Here are few more scriptural texts related to this idea of "the fullness of time". (All quotes ESV.)
  • Therefore, if anyone is in Christ, he is a new creation.The old has passed away; behold, the new has come. (2 Corinthians 5:17)

  • Behold, now is the favorable time; behold, now is the day of salvation. (2 Corinthians 6:2)

  • ...who saved us and called us to a holy calling....which he gave us in Christ Jesus before the ages began, and which now has been manifested through the appearing of our Savior Christ Jesus, who abolished death and brought life and immortality to light through the gospel... (2 Timothy 1:9,10)

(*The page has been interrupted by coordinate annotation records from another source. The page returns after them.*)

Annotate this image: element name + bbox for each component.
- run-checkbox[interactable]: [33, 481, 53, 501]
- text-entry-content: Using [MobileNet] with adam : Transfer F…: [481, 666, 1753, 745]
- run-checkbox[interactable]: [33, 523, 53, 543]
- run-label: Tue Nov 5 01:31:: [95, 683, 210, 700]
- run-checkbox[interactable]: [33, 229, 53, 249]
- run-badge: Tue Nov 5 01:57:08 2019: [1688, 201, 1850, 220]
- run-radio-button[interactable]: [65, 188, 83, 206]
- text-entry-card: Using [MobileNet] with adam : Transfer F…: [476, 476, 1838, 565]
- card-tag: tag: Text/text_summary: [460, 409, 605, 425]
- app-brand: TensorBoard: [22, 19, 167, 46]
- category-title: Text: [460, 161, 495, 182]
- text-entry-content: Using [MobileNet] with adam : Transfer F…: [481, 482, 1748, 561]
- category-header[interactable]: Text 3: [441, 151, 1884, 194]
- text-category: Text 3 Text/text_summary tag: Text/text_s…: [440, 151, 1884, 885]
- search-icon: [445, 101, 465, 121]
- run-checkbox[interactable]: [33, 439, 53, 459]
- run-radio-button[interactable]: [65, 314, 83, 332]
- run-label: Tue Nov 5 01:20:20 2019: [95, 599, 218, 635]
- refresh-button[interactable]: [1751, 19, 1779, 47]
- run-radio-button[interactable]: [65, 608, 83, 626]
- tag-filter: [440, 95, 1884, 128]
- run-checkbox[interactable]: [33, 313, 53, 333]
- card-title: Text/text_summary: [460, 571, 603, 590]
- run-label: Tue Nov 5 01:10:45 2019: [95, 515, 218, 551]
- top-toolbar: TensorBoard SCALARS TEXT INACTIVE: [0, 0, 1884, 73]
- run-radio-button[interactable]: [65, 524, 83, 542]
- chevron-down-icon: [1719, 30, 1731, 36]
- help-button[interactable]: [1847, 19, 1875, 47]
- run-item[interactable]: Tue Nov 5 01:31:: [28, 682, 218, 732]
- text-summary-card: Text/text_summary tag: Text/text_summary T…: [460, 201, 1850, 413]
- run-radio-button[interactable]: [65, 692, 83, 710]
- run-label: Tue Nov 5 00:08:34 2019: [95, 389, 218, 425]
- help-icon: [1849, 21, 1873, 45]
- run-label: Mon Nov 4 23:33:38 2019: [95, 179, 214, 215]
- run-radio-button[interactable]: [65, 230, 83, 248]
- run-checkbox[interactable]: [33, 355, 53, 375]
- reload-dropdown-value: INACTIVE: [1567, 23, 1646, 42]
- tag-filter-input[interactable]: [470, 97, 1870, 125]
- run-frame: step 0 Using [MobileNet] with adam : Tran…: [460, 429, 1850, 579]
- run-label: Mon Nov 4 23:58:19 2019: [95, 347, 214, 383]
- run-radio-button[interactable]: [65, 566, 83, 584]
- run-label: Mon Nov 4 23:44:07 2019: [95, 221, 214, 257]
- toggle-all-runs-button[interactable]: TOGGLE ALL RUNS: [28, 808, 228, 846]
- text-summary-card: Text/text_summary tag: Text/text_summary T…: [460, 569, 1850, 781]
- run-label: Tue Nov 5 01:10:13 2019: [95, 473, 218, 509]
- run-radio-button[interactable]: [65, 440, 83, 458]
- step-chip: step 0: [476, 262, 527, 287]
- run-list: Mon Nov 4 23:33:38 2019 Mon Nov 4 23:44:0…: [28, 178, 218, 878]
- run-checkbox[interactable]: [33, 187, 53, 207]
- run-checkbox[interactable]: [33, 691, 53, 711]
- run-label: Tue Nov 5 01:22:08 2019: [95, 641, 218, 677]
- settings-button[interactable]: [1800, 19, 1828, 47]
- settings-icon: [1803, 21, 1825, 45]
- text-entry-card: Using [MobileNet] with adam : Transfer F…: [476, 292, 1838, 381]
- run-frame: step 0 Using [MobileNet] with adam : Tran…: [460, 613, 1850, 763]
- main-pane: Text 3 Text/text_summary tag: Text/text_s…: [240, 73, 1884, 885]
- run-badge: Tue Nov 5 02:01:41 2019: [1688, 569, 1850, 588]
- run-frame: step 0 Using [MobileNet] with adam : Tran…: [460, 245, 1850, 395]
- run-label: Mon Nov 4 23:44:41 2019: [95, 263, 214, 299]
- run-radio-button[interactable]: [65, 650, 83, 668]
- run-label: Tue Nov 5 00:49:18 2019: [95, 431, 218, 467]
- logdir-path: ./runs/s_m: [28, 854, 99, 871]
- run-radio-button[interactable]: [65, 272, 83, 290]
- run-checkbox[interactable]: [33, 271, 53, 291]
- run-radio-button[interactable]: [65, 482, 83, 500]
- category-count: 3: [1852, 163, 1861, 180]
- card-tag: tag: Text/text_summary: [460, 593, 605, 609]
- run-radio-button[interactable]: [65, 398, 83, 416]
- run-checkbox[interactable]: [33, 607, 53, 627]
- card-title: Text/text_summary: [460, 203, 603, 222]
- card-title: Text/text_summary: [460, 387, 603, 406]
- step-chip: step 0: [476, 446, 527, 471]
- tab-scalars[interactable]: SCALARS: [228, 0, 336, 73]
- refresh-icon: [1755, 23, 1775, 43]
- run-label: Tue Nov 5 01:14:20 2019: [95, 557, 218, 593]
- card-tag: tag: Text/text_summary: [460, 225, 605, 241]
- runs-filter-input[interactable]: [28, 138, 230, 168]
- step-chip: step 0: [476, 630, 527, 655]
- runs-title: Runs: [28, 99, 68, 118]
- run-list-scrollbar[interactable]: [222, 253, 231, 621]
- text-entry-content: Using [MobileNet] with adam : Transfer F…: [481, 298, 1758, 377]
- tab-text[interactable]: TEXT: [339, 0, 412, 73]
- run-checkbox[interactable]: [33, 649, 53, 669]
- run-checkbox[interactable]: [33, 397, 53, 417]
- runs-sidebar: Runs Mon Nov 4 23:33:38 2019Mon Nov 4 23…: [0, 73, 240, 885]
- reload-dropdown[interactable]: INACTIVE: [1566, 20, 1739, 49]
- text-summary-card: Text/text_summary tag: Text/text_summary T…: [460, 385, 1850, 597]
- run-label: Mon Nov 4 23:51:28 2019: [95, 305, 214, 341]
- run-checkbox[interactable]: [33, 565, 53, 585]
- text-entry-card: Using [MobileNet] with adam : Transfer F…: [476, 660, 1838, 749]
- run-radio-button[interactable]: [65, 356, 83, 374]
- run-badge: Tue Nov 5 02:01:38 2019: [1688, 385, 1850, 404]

  • hope of eternal life, which God, who never lies, promised before the ages began and at the proper time manifested in his word through the preaching with which I have been entrusted by the command of God our Savior... (Titus 1:2,3)

Christ's birth, death, and resurrection are the centerpoint of history. Or, to be even more correct, we might say that they are the turning point of history. Things changed fundamentally: one age ended and another began. The fullness of time had come, so Christ came to complete one era and usher in the new one.

*I think this is correct, but I'm more or less winging it here because of my lack of time, so if you know differently, please correct me.

**I've posted on this passage before.

***I have the book, but those of you who don't can read the whole section this quote comes from here.